None of the above are unheard of.

and in kern.log there isn't anything either

2024-04-25T19:06:58.640261+00:00 parse1002 kernel: IPv6: ADDRCONF(NETDEV_CHANGE): cali1964e5ada51: link becomes ready
2024-04-25T19:07:25.524214+00:00 parse1002 kernel: IPv6: ADDRCONF(NETDEV_CHANGE): cali291be25919c: link becomes ready
2024-04-25T19:08:35.680253+00:00 parse1002 kernel: IPv6: ADDRCONF(NETDEV_CHANGE): califeb8dc02e7f: link becomes ready
2024-04-29T18:19:56.428179+00:00 parse1002 kernel: microcode: microcode updated early to revision 0x5003604, date = 2023-03-17

if there is some evidence of what has happened, it's probably not in the OS of the box.

SEL is a bit weird, I see

$ sudo ipmi-sel
ID  | Date        | Time     | Name             | Type                        | Event
1   | Jul-29-2023 | 00:24:45 | SEL              | Event Logging Disabled      | Log Area Reset/Cleared

I would expect way more in SEL after 1 year.

Idrac is still up after almost 24 hours. i did move IDRAC port on switch to a different group of ports will monitor it

@akosiaris idrac has stayed up for 4 days now possibly me relocating to a different port helped it. We wont know until it is put in use again. this server is out of warranty if it fails again we could look at swapping it with another decom server?

Re-resolving, let's see how it fares this time around.

taavi subscribed.

And it's down again. I ran sudo puppet node deactivate parse1002.eqiad.wmnet again to have it removed from the scap mediawiki image pulling list.

this server is out of warranty if it fails again we could look at swapping it with another decom server?

@Jclark-ctr, this failed again, should we look at swapping it with another decom? Is there anything available?

VRiley-WMF updated Other Assignee, added: Jclark-ctr.

Investigated this unit with the assistance of Dell. After some troubleshooting and pulling logs, they will be sending out a new motherboard as a replacement (tomorrow). Will update this ticket as changes are made.

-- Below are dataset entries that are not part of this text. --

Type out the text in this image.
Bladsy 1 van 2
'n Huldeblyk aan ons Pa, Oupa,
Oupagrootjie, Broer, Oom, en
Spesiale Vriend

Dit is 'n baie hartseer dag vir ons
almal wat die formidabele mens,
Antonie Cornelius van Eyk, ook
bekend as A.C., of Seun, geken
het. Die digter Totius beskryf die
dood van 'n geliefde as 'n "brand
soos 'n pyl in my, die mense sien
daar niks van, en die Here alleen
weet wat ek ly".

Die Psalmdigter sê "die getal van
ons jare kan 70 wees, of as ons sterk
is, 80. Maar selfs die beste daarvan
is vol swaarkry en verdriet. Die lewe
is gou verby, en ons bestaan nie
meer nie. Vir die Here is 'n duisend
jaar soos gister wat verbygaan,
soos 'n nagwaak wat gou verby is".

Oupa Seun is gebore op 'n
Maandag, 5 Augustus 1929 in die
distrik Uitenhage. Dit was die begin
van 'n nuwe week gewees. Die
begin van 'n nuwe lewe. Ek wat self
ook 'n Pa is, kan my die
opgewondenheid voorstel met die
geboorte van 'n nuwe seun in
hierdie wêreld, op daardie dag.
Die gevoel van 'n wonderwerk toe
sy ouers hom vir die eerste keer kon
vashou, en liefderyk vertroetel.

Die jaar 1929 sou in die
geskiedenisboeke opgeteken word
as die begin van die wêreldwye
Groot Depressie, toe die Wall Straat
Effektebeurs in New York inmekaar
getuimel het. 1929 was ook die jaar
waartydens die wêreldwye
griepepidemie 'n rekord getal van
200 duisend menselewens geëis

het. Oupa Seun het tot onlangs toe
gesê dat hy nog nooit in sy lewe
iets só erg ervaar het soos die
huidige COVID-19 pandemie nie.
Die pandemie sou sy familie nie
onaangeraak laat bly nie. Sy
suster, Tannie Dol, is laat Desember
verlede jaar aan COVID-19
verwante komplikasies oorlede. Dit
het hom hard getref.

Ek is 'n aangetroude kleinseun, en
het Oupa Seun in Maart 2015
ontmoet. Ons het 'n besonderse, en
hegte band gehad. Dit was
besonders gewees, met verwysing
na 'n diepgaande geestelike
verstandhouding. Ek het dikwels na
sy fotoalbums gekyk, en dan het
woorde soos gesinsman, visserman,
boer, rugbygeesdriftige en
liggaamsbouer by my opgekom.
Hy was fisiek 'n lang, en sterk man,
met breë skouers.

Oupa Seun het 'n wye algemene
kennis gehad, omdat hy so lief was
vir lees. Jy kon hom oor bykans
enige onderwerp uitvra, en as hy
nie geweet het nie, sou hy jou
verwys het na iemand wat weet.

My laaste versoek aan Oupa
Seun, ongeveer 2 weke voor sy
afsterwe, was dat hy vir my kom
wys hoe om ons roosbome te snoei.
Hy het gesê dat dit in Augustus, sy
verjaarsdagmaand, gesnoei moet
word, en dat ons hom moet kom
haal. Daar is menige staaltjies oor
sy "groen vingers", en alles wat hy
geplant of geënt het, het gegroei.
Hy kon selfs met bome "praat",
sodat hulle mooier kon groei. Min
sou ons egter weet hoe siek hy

Mentioned in SAL (#wikimedia-sre) [2024-05-29T18:16:39Z] <rzl> evacuate cordoned node parse1002: kubectl -n linkrecommendation delete pod linkrecommendation-internal-load-datasets-28616700-7gsqs; kubectl -n linkrecommendation delete pod linkrecommendation-internal-load-datasets-28616700-xl7t4; kubectl -n toolhub delete pod toolhub-main-crawler-28616760-jrhbb # T363086

The motherboard for parse1002 has been replaced with a brand new one that Dell has shipped out. All the cables have been hooked back into it.

After some more troubleshooting, we reset the iDRAC to factory settings and now we can log into the machine via iDRAC.

Thank you @VRiley-WMF ! Tell us when we can bring it back in the cluster.

@Clement_Goubert I was just able to provision the server and I believe you should be able to add it. Let us know if there is any other issues with it!

Thanks. For information tracking, I put the server back to Active in netbox, ran the sre.dns.netbox cookbook, running homer 'cr*eqiad*' commit right now to restore BGP connectivity.

Mentioned in SAL (#wikimedia-operations) [2024-05-31T15:43:17Z] <claime> pooling and uncordoning parse1002 - T363086

Server back in the cluster, resolving. Thanks again :)